«La réforme du système de santé aux Etats-Unis»
Vasselle.
A et Alii, Sénat, Paris, Mars 2010, 63 p.
1- La réforme voulue
par le Président américain, Barack Obama, qui répond à une promesse de
campagne, vise, à la fois, à «garantir que chaque Américain sera assuré contre le
risque maladie et à maîtriser l’évolution des dépenses de santé, qui sont les plus élevées au monde».
Pour ce faire, l’administration Obama et la majorité démocrate au
Congrès ont décidé de «mieux réglementer le marché de l’assurance privée, de
rendre obligatoire la souscription d’une assurance et de subventionner
l’assurance des plus modestes. Les économies escomptées résulteraient d’une plus
grande efficacité dans l’organisation du système de soins et de l’accent
nouveau mis sur la prévention».
L’assurance maladie aux Etats-Unis est un système mixte, dans
la mesure où elle dépend pour partie du secteur privé et pour partie du secteur public. Si ses règles générales
d’organisation sont définies au niveau fédéral, les Etats et les comtés
disposent d’une certaine marge de manoeuvre pour les adapter au niveau local.
Environ 60% des Américains âgés de moins de
soixante-cinq ans, soit environ 158 millions de personnes, sont couverts par
une assurance
privée
prise en charge, pour l’essentiel, par leur employeur. En 2009, «le montant annuel moyen des primes
d’assurance s’élève à 4
824 dollars pour un salarié célibataire et à 13 375 dollars pour couvrir une famille de quatre
personnes (le salarié et ses ayants droit). Ces montants sont élevés si on les
compare au salaire médian américain, qui est de l’ordre de 50
000 dollars par an».
Dans les grands groupes, l’employeur prend couramment en charge 80 % du montant
des primes d’assurance, dans une entreprise de taille moyenne (deux cents salariés par exemple), le taux de
prise en charge est de l’ordre de 50 %. Les salariés les moins qualifiés et
ceux employés
dans
les plus petites entreprises ne bénéficient généralement pas d’une assurance financée
par leur employeur.
Le taux de remboursement pratiqué par les compagnies
d’assurance
est
rarement de 100 %, de sorte que la plupart des salariés doivent assumer une partie de leurs
frais médicaux. Le plus souvent, le contrat d’assurance prévoit que les remboursements n’interviennent qu’au delà
d’un certain niveau de dépenses effectuées en cours d’année.
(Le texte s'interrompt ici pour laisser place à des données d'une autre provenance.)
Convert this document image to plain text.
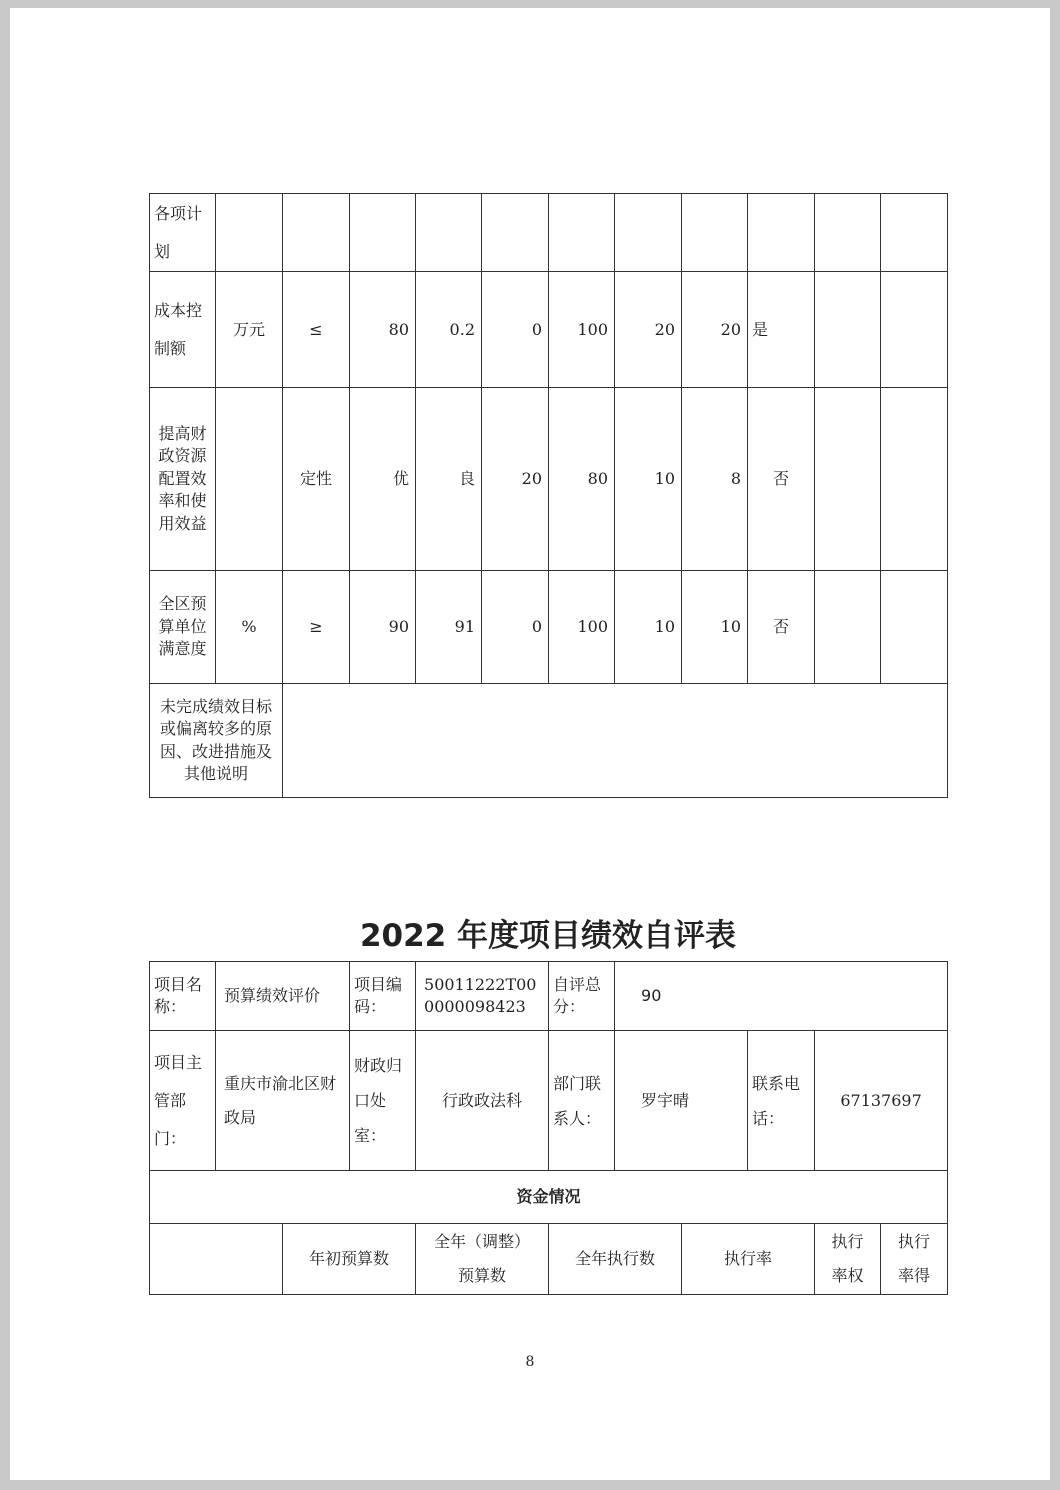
各项计划											
成本控制额	万元	≤	80	0.2	0	100	20	20	是		
提高财政资源配置效率和使用效益		定性	优	良	20	80	10	8	否		
全区预算单位满意度	%	≥	90	91	0	100	10	10	否		
未完成绩效目标或偏离较多的原因、改进措施及其他说明											
2022 年度项目绩效自评表
项目名称：	预算绩效评价		项目编码：	50011222T000000098423	自评总分：	90				
项目主管部门：	重庆市渝北区财政局		财政归口处室：	行政政法科	部门联系人：	罗宇晴		联系电话：	67137697	
资金情况										
		年初预算数		全年（调整）预算数	全年执行数		执行率		执行率权	执行率得
8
Environ 4% des Américains sont couverts par une
assurance
individuelle
dont ils assument la totalité du coût. Il s’agit essentiellement de salariés qui ne
sont pas couverts par un contrat de groupe, de travailleurs indépendants ou de
retraités qui souhaitent une assurance complémentaire.
Sur le marché de l’assurance individuelle, «le montant des
primes varie
considérablement
en fonction de l’état de santé de l’assuré : une personne jeune et en bonne santé s’acquittera de primes d’un
montant raisonnable tandis qu’une personne âgée ou souffrant d’une maladie
chronique, devra verser des primes d’un montant élevé, voire n’aura accès à aucune
police d’assurance».
C’est pour dire que les contrats d’assurance individuels
sont généralement moins protecteurs que les contrats de groupe et laissent une part plus
importante des dépenses à la charge de l’assuré.
Mais en vertu de l’Emergency Medical Treatment and Active
Labor Act de 1986, les personnes non assurées peuvent recevoir
des soins en se présentant dans les services d’urgence des hôpitaux, qui ont
l’obligation de les examiner et de stabiliser leur condition médicale. Les
hôpitaux n’ont pas le droit de refuser des soins d’urgence à un
patient pour des raisons financières, ni de retarder ces soins pour vérifier si
le patient est assuré ou a les moyens de payer.
Cette loi ne vise que les seuls soins d’urgence, «elle
n’ouvre donc pas un droit à bénéficier d’un traitement préventif, ni à être reçu
pour une
consultation
ordinaire, et n’oblige pas non plus les hôpitaux à assurer le suivi d’un patient après
son hospitalisation».
Dans ces conditions, un problème de santé peut rapidement plonger un ménage
dans de sérieuses difficultés financières. En 2009, «20% des personnes sans assurance déclarent
avoir consacré la majorité de leur épargne au paiement de leurs dépenses de
santé. Lorsqu’elles n’ont pas les moyens de payer ces dépenses, elles
s’exposent, comme pour n’importe quel autre type de dette, à une saisie opérée
par un organisme de recouvrement (collection
agency)».
Une bonne partie de ces ménages étant insolvable, «les
hôpitaux
subissent
des pertes qu’ils compensent en majorant les tarifs demandés aux assureurs privés.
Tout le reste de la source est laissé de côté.